The zone of inhibition observed here against Staphylococcus aureus is greater than that of different leaf extract-mediated silver nanoparticles as reported by earlier studies. For example, Abdel-Aziz et al. studied the antibacterial efficacy of plant-mediated Ag nanoparticles toward S. aureus and observed the zone of inhibition around 12.63 mm [28]. Roy et al. reported that the inhibition zones caused by parsley leaf extract-mediated Ag nanoparticles toward S. aureus and Escherichia coli were 12.50 and 14.15 mm, respectively [29]. Recently, Gupta et al. showed that the green silver nanoparticles curbed the bacterial growth of S. aureus as well as E. coli efficiently, and the inhibition zones were found to be nearly 12 and 14 mm, respectively [30]. The inhibition zones obtained in this study were around 13.01, 11.92, and 12.23 mm for S. aureus, P. putida, and E. coli, respectively. It is clear from these reports that copper nanoparticles show more activity in preventing the growth of Gram-positive S. aureus, whereas Ag nanoparticles are more efficient to curb the growth of Gram-negative strains like E. coli and P. putida.

The probable reason for the higher activity of Cu nanoparticles toward Gram-positive Staphylococcus aureus may be the cell wall components of Gram-positive bacteria that contain different amines and carboxyl group compounds. Chemically, amines can couple with aryls in the presence of copper, leading to copper-catalyzed amination, as shown below [31]. Here, the aromatic compounds, like phenol, involved in the capping of colloidal particles may act as aryls and couple with amines, resulting into the alteration of composition and permeability of bacterial cell walls [32].

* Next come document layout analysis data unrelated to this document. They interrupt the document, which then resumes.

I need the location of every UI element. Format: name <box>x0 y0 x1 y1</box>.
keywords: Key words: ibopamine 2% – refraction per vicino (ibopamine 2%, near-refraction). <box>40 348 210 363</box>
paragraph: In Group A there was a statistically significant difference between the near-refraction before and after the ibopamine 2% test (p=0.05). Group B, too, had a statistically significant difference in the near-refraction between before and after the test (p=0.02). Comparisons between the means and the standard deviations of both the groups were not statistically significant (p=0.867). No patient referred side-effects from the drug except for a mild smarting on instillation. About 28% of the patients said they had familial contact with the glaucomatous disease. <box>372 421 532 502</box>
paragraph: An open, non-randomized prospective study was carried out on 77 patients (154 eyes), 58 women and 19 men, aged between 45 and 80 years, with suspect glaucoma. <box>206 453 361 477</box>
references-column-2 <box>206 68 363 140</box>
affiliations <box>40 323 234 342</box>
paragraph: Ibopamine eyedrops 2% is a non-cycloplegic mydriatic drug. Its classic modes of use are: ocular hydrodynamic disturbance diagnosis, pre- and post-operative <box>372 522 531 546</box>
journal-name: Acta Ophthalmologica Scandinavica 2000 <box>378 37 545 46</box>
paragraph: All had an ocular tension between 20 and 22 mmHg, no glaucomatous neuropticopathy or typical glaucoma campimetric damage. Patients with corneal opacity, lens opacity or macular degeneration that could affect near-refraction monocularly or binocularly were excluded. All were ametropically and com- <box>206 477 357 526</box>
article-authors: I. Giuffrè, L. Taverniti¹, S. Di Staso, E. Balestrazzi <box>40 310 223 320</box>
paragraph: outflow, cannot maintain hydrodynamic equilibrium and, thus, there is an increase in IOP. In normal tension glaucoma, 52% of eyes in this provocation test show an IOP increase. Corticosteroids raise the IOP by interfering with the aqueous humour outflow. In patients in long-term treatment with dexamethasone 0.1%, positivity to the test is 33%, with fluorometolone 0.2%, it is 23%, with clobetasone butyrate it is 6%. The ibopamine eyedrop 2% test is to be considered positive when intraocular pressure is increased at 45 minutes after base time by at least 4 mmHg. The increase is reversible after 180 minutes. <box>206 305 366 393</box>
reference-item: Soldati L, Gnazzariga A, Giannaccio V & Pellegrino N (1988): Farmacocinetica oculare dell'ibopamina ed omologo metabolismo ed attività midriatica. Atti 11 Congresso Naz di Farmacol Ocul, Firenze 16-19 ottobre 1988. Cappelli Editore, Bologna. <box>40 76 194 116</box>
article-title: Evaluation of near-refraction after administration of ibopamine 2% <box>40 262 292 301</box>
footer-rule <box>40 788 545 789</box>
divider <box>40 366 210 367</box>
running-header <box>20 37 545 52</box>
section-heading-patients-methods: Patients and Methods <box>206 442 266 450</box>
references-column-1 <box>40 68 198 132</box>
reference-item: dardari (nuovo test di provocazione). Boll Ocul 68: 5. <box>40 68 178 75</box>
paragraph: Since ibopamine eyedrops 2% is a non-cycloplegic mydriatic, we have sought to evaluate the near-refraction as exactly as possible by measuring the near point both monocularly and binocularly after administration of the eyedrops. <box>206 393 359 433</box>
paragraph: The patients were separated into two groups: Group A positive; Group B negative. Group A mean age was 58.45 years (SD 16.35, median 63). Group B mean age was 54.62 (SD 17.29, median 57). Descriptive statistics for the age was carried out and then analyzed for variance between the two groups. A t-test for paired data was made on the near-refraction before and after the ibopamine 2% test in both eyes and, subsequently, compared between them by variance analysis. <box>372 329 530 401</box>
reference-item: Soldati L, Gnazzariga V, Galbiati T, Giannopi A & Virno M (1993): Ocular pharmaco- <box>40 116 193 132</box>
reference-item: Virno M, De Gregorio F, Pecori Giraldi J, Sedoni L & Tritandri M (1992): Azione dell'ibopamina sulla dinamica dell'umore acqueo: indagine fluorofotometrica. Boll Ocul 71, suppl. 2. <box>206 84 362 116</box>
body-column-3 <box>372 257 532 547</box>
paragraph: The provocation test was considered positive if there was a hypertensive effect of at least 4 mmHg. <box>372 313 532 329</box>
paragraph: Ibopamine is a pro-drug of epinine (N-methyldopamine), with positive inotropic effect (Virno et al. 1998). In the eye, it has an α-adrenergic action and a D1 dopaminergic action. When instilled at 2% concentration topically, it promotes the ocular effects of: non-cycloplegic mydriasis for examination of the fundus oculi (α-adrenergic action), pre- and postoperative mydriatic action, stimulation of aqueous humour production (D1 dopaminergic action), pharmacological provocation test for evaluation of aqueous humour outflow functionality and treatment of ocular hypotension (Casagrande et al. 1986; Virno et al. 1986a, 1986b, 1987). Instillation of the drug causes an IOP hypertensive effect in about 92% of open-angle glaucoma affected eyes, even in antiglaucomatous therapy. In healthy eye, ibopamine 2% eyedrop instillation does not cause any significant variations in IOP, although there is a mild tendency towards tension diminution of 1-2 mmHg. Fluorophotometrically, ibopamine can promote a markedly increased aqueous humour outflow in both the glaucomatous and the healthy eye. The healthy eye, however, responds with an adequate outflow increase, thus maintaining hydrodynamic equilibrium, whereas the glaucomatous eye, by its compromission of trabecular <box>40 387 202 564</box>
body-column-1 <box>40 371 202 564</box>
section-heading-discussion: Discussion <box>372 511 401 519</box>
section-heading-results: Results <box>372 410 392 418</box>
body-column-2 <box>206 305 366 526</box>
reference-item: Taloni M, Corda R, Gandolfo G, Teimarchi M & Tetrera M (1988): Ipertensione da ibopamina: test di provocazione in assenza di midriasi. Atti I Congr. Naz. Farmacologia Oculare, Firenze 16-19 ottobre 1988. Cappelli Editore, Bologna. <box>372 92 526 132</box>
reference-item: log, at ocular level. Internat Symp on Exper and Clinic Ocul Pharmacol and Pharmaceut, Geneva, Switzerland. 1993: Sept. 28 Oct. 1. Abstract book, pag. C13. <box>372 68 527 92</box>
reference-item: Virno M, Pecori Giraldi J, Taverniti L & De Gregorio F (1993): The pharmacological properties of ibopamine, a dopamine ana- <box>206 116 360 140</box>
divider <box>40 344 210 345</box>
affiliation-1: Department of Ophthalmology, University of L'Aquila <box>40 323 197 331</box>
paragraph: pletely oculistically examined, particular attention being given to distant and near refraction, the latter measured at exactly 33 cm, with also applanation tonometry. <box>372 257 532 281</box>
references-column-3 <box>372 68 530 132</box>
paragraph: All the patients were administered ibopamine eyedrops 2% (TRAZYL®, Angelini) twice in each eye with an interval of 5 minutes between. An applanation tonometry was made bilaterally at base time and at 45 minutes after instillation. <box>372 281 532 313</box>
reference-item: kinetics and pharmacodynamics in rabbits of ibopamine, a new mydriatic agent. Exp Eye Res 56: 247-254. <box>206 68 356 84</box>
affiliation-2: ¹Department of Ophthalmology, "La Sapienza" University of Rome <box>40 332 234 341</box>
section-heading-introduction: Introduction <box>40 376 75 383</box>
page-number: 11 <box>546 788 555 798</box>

C6H5OH+RO-NH2 →CuRO-NH-C6H5+H2O

Accordingly, carboxyl group compounds may decompose in the presence of copper [33].

CH3CH2COOH→CuCH3-CH3+CO2

This catalytic reactivity of copper toward carboxyl groups and amines found in the cell wall of Gram-positive bacteria is possibly responsible for the better antibacterial efficacy of copper nanoparticles against Gram-positive Staphylococcus aureus than Gram-negative strains [34].

Although true mechanism for the antibacterial action of copper nanoparticles is not fully understood, there are few theories to realize the action of metallic nanoparticles on bacterial cells. Earlier studies claim that the metal nanoparticles like silver and copper have the capability to get attached on the microbial cell walls due to electrostatic attraction and further penetrate it [35]. “Pits” formation on cell membrane degrades the selective permeability of the membrane, causing leakage of cytoplasmic fluid. As a result, cellular transport is interrupted and the cells expire gradually [36]. Another reason for cell death may be that the metal ions released from nanoparticles during interaction with bacterial cells affect the cellular respiratory chain by inhibiting respiratory enzymes, leading to reactive oxygen species (ROS) generation. Then, ROS imparts oxidative stress to the cells, causing significant cellular damage [37]. In addition, metal nanoparticles may react with soft bases like phosphorous and sulfur present in the cellular DNA, preventing its replication and protein binding. Consequently, bacterial cells stop all functions and eventually die [38, 39].